Изменение статуса слова и строя речи

We use cookies. Read the Privacy and Cookie Policy

Изменение статуса слова и строя речи

Во-первых, слово, подобно тому как это происходит в шреберовском мире говорящих лучей, само становится персонажем и событием параноидального романа. Оно описывается в своей магической вещности, телесности, агрессивной хищности: «хрипит», «клокочет», «истекает потоком». Дробит целостность, обессмысливает, разрушает идентичность. Предстает орудием преследования.
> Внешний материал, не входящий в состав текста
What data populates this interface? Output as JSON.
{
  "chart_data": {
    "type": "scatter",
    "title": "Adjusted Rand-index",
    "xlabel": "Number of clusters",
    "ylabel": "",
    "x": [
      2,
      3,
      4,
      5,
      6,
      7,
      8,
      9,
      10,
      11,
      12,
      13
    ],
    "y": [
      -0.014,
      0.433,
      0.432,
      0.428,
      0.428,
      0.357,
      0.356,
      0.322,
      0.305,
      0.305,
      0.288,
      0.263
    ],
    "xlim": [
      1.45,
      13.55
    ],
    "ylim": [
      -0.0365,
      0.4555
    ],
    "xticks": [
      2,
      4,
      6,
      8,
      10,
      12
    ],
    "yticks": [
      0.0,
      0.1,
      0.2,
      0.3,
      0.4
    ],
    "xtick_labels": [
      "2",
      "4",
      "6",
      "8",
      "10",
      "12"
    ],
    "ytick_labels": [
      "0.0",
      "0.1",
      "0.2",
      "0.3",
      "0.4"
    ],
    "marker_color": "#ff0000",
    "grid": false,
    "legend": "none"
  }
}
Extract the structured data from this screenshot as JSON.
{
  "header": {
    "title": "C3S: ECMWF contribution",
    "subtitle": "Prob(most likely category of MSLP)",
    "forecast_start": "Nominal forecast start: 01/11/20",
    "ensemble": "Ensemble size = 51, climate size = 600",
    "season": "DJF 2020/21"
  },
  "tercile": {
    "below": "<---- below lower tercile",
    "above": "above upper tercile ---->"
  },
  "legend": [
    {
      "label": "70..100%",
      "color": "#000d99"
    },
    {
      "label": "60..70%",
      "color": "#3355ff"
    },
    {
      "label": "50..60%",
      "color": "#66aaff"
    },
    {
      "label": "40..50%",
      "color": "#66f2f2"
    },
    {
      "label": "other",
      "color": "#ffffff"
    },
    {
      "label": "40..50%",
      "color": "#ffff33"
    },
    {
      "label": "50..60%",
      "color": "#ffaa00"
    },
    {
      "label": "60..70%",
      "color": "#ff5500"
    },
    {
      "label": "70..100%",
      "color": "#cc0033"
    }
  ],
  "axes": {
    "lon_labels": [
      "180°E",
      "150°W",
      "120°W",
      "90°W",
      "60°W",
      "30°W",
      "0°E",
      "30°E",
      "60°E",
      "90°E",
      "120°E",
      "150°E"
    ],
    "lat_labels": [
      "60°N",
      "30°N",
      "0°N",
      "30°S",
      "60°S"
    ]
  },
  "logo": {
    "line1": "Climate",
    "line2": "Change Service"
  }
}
Во-вторых, оно получает известную независимость от собственного значения за счет того, что «самовольно» меняет его

– в ошибках восприятия, которыми полон параноидальный роман: оговорках и ослышках;

– в собственной игре внутренней формы («роковой» «языковой игре» у Белого), в каламбурах, макаронизмах, аллитератерациях и т. д.;

– в оборванной, намекающей, предваряющей зловещее продолжение фразе.

В этом движении слово обретает и накапливает зловещий, роковой и пророческий смысл, подобный тяжелому, «устойчивому», «неумолимому»[594] смыслу бреда. Оно точно также обладает авторитетом неизменности и неоспоримости. У Белого этот эффект часто создается также за счет графического рисунка, подчеркиваний, ритма и т. д.

В-третьих, слово начинает существовать независимо от носителя в некоем отдельном, бессознательном измерении, которое создается за счет:

– тех же ослышек, оговорок, невольных перетолкований;

– особого характера говорения, где говорящий как будто отсутствует. Говорение бывает безмолвным, автоматически-рифмующим; в самом его строе подчас проступает ответ несуществующему собеседнику.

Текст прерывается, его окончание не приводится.